GENEVA (Sputnik) – A total of 137,880 people, or 22,980 families, have left their homes since the start of the operation on October 17, the IOM said.
The figure includes almost 135,000 who have been displaced in the Nineveh province, of which Mosul is the capital, while a total of 43,728 having fled the city itself.
In a previous report on Friday, which was released shortly after the Iraqi offensive resumed following a two-week pause, IOM figures stood at just over 133,000 displaced.

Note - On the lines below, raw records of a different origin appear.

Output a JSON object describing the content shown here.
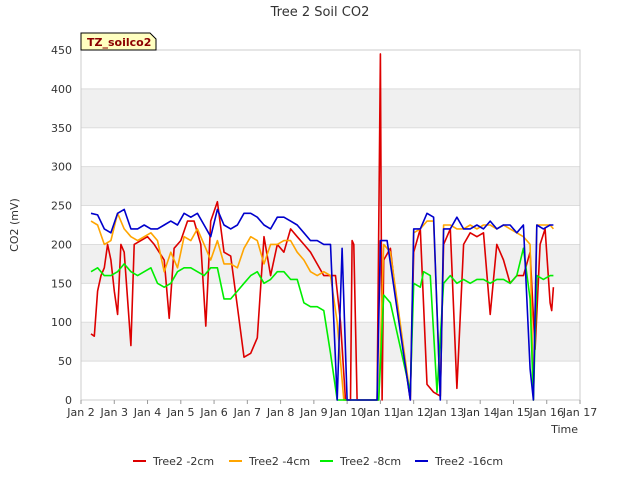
{
  "chart_data": {
    "type": "line",
    "title": "Tree 2 Soil CO2",
    "xlabel": "Time",
    "ylabel": "CO2 (mV)",
    "badge": "TZ_soilco2",
    "x_ticks": [
      "Jan 2",
      "Jan 3",
      "Jan 4",
      "Jan 5",
      "Jan 6",
      "Jan 7",
      "Jan 8",
      "Jan 9",
      "Jan 10",
      "Jan 11",
      "Jan 12",
      "Jan 13",
      "Jan 14",
      "Jan 15",
      "Jan 16",
      "Jan 17"
    ],
    "y_ticks": [
      0,
      50,
      100,
      150,
      200,
      250,
      300,
      350,
      400,
      450
    ],
    "xlim": [
      2,
      17
    ],
    "ylim": [
      0,
      450
    ],
    "grid": "horizontal bands",
    "legend_position": "bottom",
    "series": [
      {
        "name": "Tree2 -2cm",
        "color": "#dd0000",
        "points": [
          [
            2.3,
            85
          ],
          [
            2.4,
            82
          ],
          [
            2.5,
            140
          ],
          [
            2.6,
            160
          ],
          [
            2.7,
            170
          ],
          [
            2.8,
            200
          ],
          [
            2.9,
            180
          ],
          [
            3.0,
            140
          ],
          [
            3.1,
            110
          ],
          [
            3.2,
            200
          ],
          [
            3.3,
            190
          ],
          [
            3.5,
            70
          ],
          [
            3.6,
            200
          ],
          [
            3.8,
            205
          ],
          [
            4.0,
            210
          ],
          [
            4.2,
            200
          ],
          [
            4.5,
            180
          ],
          [
            4.65,
            105
          ],
          [
            4.8,
            195
          ],
          [
            5.0,
            205
          ],
          [
            5.2,
            230
          ],
          [
            5.4,
            230
          ],
          [
            5.6,
            200
          ],
          [
            5.75,
            95
          ],
          [
            5.9,
            230
          ],
          [
            6.1,
            255
          ],
          [
            6.3,
            190
          ],
          [
            6.5,
            185
          ],
          [
            6.7,
            120
          ],
          [
            6.9,
            55
          ],
          [
            7.1,
            60
          ],
          [
            7.3,
            80
          ],
          [
            7.5,
            210
          ],
          [
            7.7,
            160
          ],
          [
            7.9,
            200
          ],
          [
            8.1,
            190
          ],
          [
            8.3,
            220
          ],
          [
            8.5,
            210
          ],
          [
            8.7,
            200
          ],
          [
            8.9,
            190
          ],
          [
            9.3,
            160
          ],
          [
            9.5,
            160
          ],
          [
            9.65,
            160
          ],
          [
            9.8,
            100
          ],
          [
            9.95,
            0
          ],
          [
            10.0,
            0
          ],
          [
            10.1,
            0
          ],
          [
            10.15,
            205
          ],
          [
            10.2,
            200
          ],
          [
            10.3,
            0
          ],
          [
            10.9,
            0
          ],
          [
            11.0,
            445
          ],
          [
            11.05,
            0
          ],
          [
            11.1,
            180
          ],
          [
            11.3,
            195
          ],
          [
            11.5,
            120
          ],
          [
            11.7,
            60
          ],
          [
            11.9,
            0
          ],
          [
            12.0,
            190
          ],
          [
            12.2,
            220
          ],
          [
            12.4,
            20
          ],
          [
            12.6,
            10
          ],
          [
            12.8,
            5
          ],
          [
            12.9,
            200
          ],
          [
            13.1,
            220
          ],
          [
            13.3,
            15
          ],
          [
            13.5,
            200
          ],
          [
            13.7,
            215
          ],
          [
            13.9,
            210
          ],
          [
            14.1,
            215
          ],
          [
            14.3,
            110
          ],
          [
            14.5,
            200
          ],
          [
            14.7,
            180
          ],
          [
            14.9,
            150
          ],
          [
            15.1,
            160
          ],
          [
            15.3,
            160
          ],
          [
            15.5,
            190
          ],
          [
            15.65,
            65
          ],
          [
            15.8,
            200
          ],
          [
            15.95,
            220
          ],
          [
            16.1,
            125
          ],
          [
            16.15,
            115
          ],
          [
            16.2,
            145
          ]
        ]
      },
      {
        "name": "Tree2 -4cm",
        "color": "#ffa500",
        "points": [
          [
            2.3,
            230
          ],
          [
            2.5,
            225
          ],
          [
            2.7,
            200
          ],
          [
            2.9,
            205
          ],
          [
            3.1,
            240
          ],
          [
            3.3,
            220
          ],
          [
            3.5,
            210
          ],
          [
            3.7,
            205
          ],
          [
            3.9,
            210
          ],
          [
            4.1,
            215
          ],
          [
            4.3,
            205
          ],
          [
            4.5,
            165
          ],
          [
            4.7,
            190
          ],
          [
            4.9,
            170
          ],
          [
            5.1,
            210
          ],
          [
            5.3,
            205
          ],
          [
            5.5,
            220
          ],
          [
            5.7,
            200
          ],
          [
            5.9,
            180
          ],
          [
            6.1,
            205
          ],
          [
            6.3,
            175
          ],
          [
            6.5,
            175
          ],
          [
            6.7,
            170
          ],
          [
            6.9,
            195
          ],
          [
            7.1,
            210
          ],
          [
            7.3,
            205
          ],
          [
            7.5,
            175
          ],
          [
            7.7,
            200
          ],
          [
            7.9,
            200
          ],
          [
            8.1,
            205
          ],
          [
            8.3,
            205
          ],
          [
            8.5,
            190
          ],
          [
            8.7,
            180
          ],
          [
            8.9,
            165
          ],
          [
            9.1,
            160
          ],
          [
            9.3,
            165
          ],
          [
            9.5,
            160
          ],
          [
            9.7,
            100
          ],
          [
            9.9,
            0
          ],
          [
            10.3,
            0
          ],
          [
            10.95,
            0
          ],
          [
            11.1,
            200
          ],
          [
            11.3,
            190
          ],
          [
            11.9,
            5
          ],
          [
            12.0,
            215
          ],
          [
            12.2,
            220
          ],
          [
            12.4,
            230
          ],
          [
            12.6,
            230
          ],
          [
            12.8,
            5
          ],
          [
            12.9,
            225
          ],
          [
            13.1,
            225
          ],
          [
            13.3,
            220
          ],
          [
            13.5,
            220
          ],
          [
            13.7,
            225
          ],
          [
            13.9,
            220
          ],
          [
            14.1,
            225
          ],
          [
            14.3,
            225
          ],
          [
            14.5,
            220
          ],
          [
            14.7,
            225
          ],
          [
            14.9,
            220
          ],
          [
            15.1,
            215
          ],
          [
            15.3,
            210
          ],
          [
            15.5,
            200
          ],
          [
            15.6,
            0
          ],
          [
            15.7,
            225
          ],
          [
            15.9,
            225
          ],
          [
            16.1,
            225
          ],
          [
            16.2,
            220
          ]
        ]
      },
      {
        "name": "Tree2 -8cm",
        "color": "#00ee00",
        "points": [
          [
            2.3,
            165
          ],
          [
            2.5,
            170
          ],
          [
            2.7,
            160
          ],
          [
            2.9,
            160
          ],
          [
            3.1,
            165
          ],
          [
            3.3,
            175
          ],
          [
            3.5,
            165
          ],
          [
            3.7,
            160
          ],
          [
            3.9,
            165
          ],
          [
            4.1,
            170
          ],
          [
            4.3,
            150
          ],
          [
            4.5,
            145
          ],
          [
            4.7,
            150
          ],
          [
            4.9,
            165
          ],
          [
            5.1,
            170
          ],
          [
            5.3,
            170
          ],
          [
            5.5,
            165
          ],
          [
            5.7,
            160
          ],
          [
            5.9,
            170
          ],
          [
            6.1,
            170
          ],
          [
            6.3,
            130
          ],
          [
            6.5,
            130
          ],
          [
            6.7,
            140
          ],
          [
            6.9,
            150
          ],
          [
            7.1,
            160
          ],
          [
            7.3,
            165
          ],
          [
            7.5,
            150
          ],
          [
            7.7,
            155
          ],
          [
            7.9,
            165
          ],
          [
            8.1,
            165
          ],
          [
            8.3,
            155
          ],
          [
            8.5,
            155
          ],
          [
            8.7,
            125
          ],
          [
            8.9,
            120
          ],
          [
            9.1,
            120
          ],
          [
            9.3,
            115
          ],
          [
            9.5,
            60
          ],
          [
            9.7,
            0
          ],
          [
            10.3,
            0
          ],
          [
            10.95,
            0
          ],
          [
            11.1,
            135
          ],
          [
            11.3,
            125
          ],
          [
            11.9,
            10
          ],
          [
            12.0,
            150
          ],
          [
            12.2,
            145
          ],
          [
            12.3,
            165
          ],
          [
            12.5,
            160
          ],
          [
            12.7,
            10
          ],
          [
            12.9,
            150
          ],
          [
            13.1,
            160
          ],
          [
            13.3,
            150
          ],
          [
            13.5,
            155
          ],
          [
            13.7,
            150
          ],
          [
            13.9,
            155
          ],
          [
            14.1,
            155
          ],
          [
            14.3,
            150
          ],
          [
            14.5,
            155
          ],
          [
            14.7,
            155
          ],
          [
            14.9,
            150
          ],
          [
            15.1,
            160
          ],
          [
            15.3,
            195
          ],
          [
            15.5,
            130
          ],
          [
            15.6,
            0
          ],
          [
            15.7,
            160
          ],
          [
            15.9,
            155
          ],
          [
            16.1,
            160
          ],
          [
            16.2,
            160
          ]
        ]
      },
      {
        "name": "Tree2 -16cm",
        "color": "#0000cc",
        "points": [
          [
            2.3,
            240
          ],
          [
            2.5,
            238
          ],
          [
            2.7,
            220
          ],
          [
            2.9,
            215
          ],
          [
            3.1,
            240
          ],
          [
            3.3,
            245
          ],
          [
            3.5,
            220
          ],
          [
            3.7,
            220
          ],
          [
            3.9,
            225
          ],
          [
            4.1,
            220
          ],
          [
            4.3,
            220
          ],
          [
            4.5,
            225
          ],
          [
            4.7,
            230
          ],
          [
            4.9,
            225
          ],
          [
            5.1,
            240
          ],
          [
            5.3,
            235
          ],
          [
            5.5,
            240
          ],
          [
            5.7,
            225
          ],
          [
            5.9,
            210
          ],
          [
            6.1,
            245
          ],
          [
            6.3,
            225
          ],
          [
            6.5,
            220
          ],
          [
            6.7,
            225
          ],
          [
            6.9,
            240
          ],
          [
            7.1,
            240
          ],
          [
            7.3,
            235
          ],
          [
            7.5,
            225
          ],
          [
            7.7,
            220
          ],
          [
            7.9,
            235
          ],
          [
            8.1,
            235
          ],
          [
            8.3,
            230
          ],
          [
            8.5,
            225
          ],
          [
            8.7,
            215
          ],
          [
            8.9,
            205
          ],
          [
            9.1,
            205
          ],
          [
            9.3,
            200
          ],
          [
            9.5,
            200
          ],
          [
            9.7,
            0
          ],
          [
            9.85,
            195
          ],
          [
            10.0,
            0
          ],
          [
            10.2,
            0
          ],
          [
            10.9,
            0
          ],
          [
            11.0,
            205
          ],
          [
            11.2,
            205
          ],
          [
            11.9,
            0
          ],
          [
            12.0,
            220
          ],
          [
            12.2,
            220
          ],
          [
            12.4,
            240
          ],
          [
            12.6,
            235
          ],
          [
            12.8,
            0
          ],
          [
            12.9,
            220
          ],
          [
            13.1,
            220
          ],
          [
            13.3,
            235
          ],
          [
            13.5,
            220
          ],
          [
            13.7,
            220
          ],
          [
            13.9,
            225
          ],
          [
            14.1,
            220
          ],
          [
            14.3,
            230
          ],
          [
            14.5,
            220
          ],
          [
            14.7,
            225
          ],
          [
            14.9,
            225
          ],
          [
            15.1,
            215
          ],
          [
            15.3,
            225
          ],
          [
            15.5,
            40
          ],
          [
            15.6,
            0
          ],
          [
            15.7,
            225
          ],
          [
            15.9,
            220
          ],
          [
            16.1,
            225
          ],
          [
            16.2,
            225
          ]
        ]
      }
    ]
  }
}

Some 70,000 people remain trapped in Daesh-held western district of Mosul, while three quarters of those displaced being sheltered in emergency sites operated by the government, the United Nations, the IOM and other humanitarian organizations, according to IOM.
The operation to liberate Mosul, in the northern Iraqi province of Nineveh, from Daesh, outlawed in many countries, including Russia, began on October 17, 2016. Iraqi troops have made advances in the eastern part of the city, but the right bank of the Tigris River remains under militant control. On Sunday, the Iraqi army reportedly reached the eastern bank of the river overlooking Daesh positions on the opposite side of the river.
The operation began with 4,000 Peshmerga fighters and 30,000 Iraqi soldiers backed by the US-led coalition.